Fan identities are tightly bound up with the activities and individuals they engage with within fandom. In part two, the actual "space" fans construct for themselves ("fandom") and their activities within this space are examined. This section employs participant observation of the zine fan community, fan comments, and fan interviews to illustrate how fandom itself functions as a woman-centered "sacred" space, or in Victor Turners' (1979) terms, a liminoid. Zine fan is most visible at weekend gatherings called "cons". These conventions occur throughout the year in cities across the country, and the space created at these gatherings constitutes its own separate "world" for the participants where they can escape the day to day or "mundane" world, exchanging it for a woman- centered one.

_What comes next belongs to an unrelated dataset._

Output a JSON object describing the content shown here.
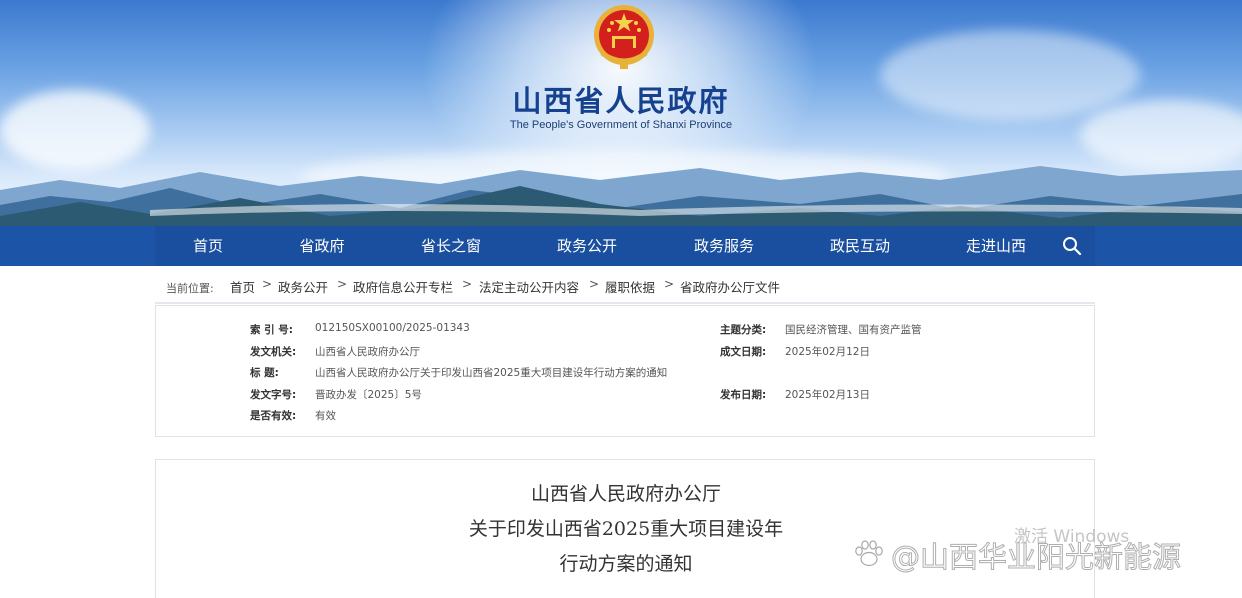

In the final section I explore the in order to demonstrate how members construct woman-centered fiction that supports the values and norms of the community, even though their stories are based on pairs of male television heroes. This fiction is able to transport fans back into the fandom liminoid, a shift that can occur in the process of reading and writing, but it also arises from the use of liminality as a central theme in the fiction itself. Fan fiction is the focal point that mediates between the individual members of fandom and the larger fan community outside of group settings. By reading and writing fan fiction, individual fans enter the sacred space of fandom and reaffirm their membership in that community. Understanding how these issues are resolved addresses the horizontal dimension of fandom--its consumption, uses, and function—within the context of the vertical dimension of fandom--the broader issues of ideology, power, and politics.